- Datum:01. März 2004
- Typ:Polizei + Forschung
Köller, Norbert
Rieß, Michael
Sadorf, ErwinBand 26Jahrgang 2004Seiten 163Publikationsreihe Polizei + Forschung
Abstract:
Gutachtliche Schlussfolgerungen sind unter anderem dort anzutreffen, wo Untersuchungsergebnisse im Rahmen empirischer Wissenschaften und/oder subjektiven Erfahrungshintergründen zu bewerten sind. Um dabei die statistische Natur von Untersuchungsbefunden angemessen zu berücksichtigen, sind schlussfolgernde gutachtliche Sachverständigenaussagen in einigen Disziplinen nur in Form von Wahrscheinlichkeitsaussagen angezeigt. Ihre numerische Definition fördert sowohl die Transparenz für den Auftraggeber als auch die Reflektion über das Ergebnis beim Sachverständigen selbst. Die statistischen und wahrscheinlichkeitstheoretischen Grundlagen des notwendigen hypothesengeleiteten Vorgehens werden dargestellt, verbale Wahrscheinlichkeitsausdrücke mit ihren numerischen Definitionen vorgeschlagen und um Anwendungsbeispiele und Formulierungsvorschläge für die Praxis des Sachverständigen ergänzt.

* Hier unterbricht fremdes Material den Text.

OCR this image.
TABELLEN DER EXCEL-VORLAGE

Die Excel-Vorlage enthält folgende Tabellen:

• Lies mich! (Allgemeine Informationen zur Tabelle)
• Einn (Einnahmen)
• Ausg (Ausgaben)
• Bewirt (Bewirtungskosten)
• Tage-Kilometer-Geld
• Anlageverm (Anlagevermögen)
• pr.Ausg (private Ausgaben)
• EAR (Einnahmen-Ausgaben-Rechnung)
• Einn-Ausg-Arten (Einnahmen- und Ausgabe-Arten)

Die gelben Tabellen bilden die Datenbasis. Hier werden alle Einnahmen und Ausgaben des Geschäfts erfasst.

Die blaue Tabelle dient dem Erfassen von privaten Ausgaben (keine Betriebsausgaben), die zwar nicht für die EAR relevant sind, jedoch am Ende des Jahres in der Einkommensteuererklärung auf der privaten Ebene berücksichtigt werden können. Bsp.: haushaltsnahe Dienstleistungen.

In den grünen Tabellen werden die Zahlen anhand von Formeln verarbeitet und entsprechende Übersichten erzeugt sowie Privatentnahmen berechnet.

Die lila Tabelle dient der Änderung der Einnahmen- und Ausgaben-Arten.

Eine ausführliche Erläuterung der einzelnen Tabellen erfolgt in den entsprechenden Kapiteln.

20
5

Die Autoren sind seit vielen Jahren in kriminaltechnischen Instituten deutscher Bundes- und Landesbehörden als Sachverständige tätig. Dort erstatten und vertreten sie Gutachten zur forensischen Handschriftenexpertise. Sie sind der Überzeugung, dass insbesondere der Bayes-Ansatz ein geeignetes logisches Modell zur Erlangung von subjektiven Wahrscheinlichkeitsaussagen darstellt. Das Bayes-Modell vermag zugleich die gesamte Struktur des Begutachtungsprozesses angemessen abzubilden. Wenn auch die forensische Handschriftenexpertise im Vordergrund steht, so sind die Autoren von der Übertragbarkeit des modellhaften Vorgehens bei der Begutachtung wie auch der Verbalkategorien der Wahrscheinlichkeitsausprägungen mit ihren numerischen Definitionen auf verschiedene Disziplinen der Sachverständigentätigkeit überzeugt. Dieser deutsch-englische Forschungsbeitrag soll die kollegiale Auseinandersetzung über die Grundlagen der täglichen Fallarbeit in den forensischen Wissenschaften fördern, auch um dadurch den hohen Anforderungen an den Sachbeweis zu entsprechen.